SPD-Frau soll Präsidentin des Rechnungshofs werden

An der Spitze des Berliner Landesrechnungshofs könnte demnächst erneut eine Frau stehen. Doch der Personalvorschlag stößt der Opposition sauer auf. Grund ist das Parteibuch der Kandidatin.
Geldnoten
Banknoten von 50, 20 und 10 Euro. Foto: Jens Wolf/Archiv © dpa

Berlin (dpa/bb) - Die bislang in der Senatskanzlei beschäftigte Juristin Karin Klingen (SPD) soll neue Präsidentin des Berliner Rechnungshofes werden. Die 52-Jährige wurde von einem Auswahlgremium auf Platz 1 der Vorschlagsliste gesetzt. Entsprechende Informationen der «Berliner Morgenpost» sowie von «Bild» und «B.Z.» wurden der Deutschen Presse-Agentur am Freitag aus Koalitionskreisen bestätigt.

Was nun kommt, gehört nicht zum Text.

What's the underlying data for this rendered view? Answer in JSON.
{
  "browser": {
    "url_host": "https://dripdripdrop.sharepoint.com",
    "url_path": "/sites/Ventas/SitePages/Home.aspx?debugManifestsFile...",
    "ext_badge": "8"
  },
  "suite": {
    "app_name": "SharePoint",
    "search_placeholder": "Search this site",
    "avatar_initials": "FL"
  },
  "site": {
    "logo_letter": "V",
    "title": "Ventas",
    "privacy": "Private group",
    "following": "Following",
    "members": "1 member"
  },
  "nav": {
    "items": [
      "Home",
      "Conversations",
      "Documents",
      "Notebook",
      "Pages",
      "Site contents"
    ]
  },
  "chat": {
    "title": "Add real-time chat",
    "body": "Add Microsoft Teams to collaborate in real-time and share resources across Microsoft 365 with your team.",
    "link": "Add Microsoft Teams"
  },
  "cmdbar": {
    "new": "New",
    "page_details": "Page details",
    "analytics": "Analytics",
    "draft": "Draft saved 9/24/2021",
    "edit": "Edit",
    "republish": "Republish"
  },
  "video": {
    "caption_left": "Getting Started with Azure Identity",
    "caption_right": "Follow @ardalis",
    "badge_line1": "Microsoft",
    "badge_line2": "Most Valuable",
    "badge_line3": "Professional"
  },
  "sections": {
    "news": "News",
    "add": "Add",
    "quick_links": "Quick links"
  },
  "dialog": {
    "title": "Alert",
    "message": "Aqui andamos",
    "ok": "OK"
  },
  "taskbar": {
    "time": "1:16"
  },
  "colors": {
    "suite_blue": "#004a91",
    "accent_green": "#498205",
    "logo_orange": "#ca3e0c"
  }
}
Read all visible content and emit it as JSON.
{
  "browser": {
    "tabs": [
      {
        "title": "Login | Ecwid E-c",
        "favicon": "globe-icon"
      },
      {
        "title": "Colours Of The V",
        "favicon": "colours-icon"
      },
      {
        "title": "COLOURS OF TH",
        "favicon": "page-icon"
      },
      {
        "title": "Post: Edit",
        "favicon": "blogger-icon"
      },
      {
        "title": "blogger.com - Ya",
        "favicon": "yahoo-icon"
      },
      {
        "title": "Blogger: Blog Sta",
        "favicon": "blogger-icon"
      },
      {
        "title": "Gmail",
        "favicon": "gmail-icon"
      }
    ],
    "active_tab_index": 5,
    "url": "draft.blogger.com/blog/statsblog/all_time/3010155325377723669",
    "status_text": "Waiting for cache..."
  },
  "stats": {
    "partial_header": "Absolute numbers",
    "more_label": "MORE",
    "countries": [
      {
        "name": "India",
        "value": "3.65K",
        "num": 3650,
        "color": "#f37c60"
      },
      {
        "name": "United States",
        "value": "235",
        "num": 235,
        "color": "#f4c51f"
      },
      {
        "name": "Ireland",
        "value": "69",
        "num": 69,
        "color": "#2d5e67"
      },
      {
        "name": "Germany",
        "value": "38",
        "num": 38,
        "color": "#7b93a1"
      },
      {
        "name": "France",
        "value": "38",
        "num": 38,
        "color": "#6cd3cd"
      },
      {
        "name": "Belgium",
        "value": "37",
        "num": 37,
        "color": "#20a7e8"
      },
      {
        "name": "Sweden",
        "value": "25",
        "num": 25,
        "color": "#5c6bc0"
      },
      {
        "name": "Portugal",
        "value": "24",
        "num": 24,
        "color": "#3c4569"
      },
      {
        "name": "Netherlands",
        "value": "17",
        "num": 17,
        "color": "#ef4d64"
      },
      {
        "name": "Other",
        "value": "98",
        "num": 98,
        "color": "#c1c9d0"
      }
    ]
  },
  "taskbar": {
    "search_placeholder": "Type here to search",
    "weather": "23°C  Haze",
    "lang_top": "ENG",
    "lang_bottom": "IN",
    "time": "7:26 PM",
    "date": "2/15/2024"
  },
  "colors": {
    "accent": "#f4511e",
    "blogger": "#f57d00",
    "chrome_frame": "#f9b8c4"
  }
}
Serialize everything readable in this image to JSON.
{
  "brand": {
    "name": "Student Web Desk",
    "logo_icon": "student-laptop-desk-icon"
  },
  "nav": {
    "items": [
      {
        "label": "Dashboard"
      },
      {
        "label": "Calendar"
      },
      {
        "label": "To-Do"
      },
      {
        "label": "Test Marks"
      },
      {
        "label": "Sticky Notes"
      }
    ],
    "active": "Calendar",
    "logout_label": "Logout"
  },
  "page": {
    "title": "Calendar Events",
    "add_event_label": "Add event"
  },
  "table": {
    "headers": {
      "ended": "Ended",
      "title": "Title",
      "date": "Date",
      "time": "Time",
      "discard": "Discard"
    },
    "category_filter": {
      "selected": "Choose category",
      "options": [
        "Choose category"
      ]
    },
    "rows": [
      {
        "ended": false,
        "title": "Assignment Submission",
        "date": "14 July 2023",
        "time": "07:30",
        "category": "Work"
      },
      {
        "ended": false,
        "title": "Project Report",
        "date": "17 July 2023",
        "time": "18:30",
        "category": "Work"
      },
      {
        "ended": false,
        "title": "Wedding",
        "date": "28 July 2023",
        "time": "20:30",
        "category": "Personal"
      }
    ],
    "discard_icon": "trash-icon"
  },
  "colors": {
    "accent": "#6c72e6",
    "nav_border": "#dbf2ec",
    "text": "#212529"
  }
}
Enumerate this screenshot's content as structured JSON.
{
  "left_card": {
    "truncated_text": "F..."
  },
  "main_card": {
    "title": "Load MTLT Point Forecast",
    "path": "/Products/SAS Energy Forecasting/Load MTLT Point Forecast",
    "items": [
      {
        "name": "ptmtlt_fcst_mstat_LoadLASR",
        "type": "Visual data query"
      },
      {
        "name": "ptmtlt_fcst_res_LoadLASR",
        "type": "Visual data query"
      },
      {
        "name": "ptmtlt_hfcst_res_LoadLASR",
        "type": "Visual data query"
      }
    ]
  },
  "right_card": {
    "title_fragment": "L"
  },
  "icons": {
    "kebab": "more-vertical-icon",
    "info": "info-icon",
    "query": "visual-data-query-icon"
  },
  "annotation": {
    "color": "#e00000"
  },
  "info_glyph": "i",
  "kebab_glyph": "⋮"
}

Die bisherige Rechnungshof-Präsidentin Marion Claßen-Beblo war Ende April in den Ruhestand gegangen. Die Nachfolge wird vom Abgeordnetenhaus auf Vorschlag des Senats gewählt. Der rot-rot-grüne Senat will seinen Vorschlag voraussichtlich noch im Mai beschließen, wie Senatssprecherin Claudia Sünder sagte. Unter Hinweis auf das laufende Verfahren äußerte sie sich nicht näher zu der Personalie.

Klingen ist in der Senatskanzlei von Regierungschef Michael Müller (SPD) Chefin der Abteilung Zentrale Steuerung. Sie ist damit vor allem zuständig für Regierungsplanung, Verwaltungsmodernisierung und E-Government. Die Personalie stieß wegen des SPD-Parteibuchs Klingens bei der Opposition auf Kritik.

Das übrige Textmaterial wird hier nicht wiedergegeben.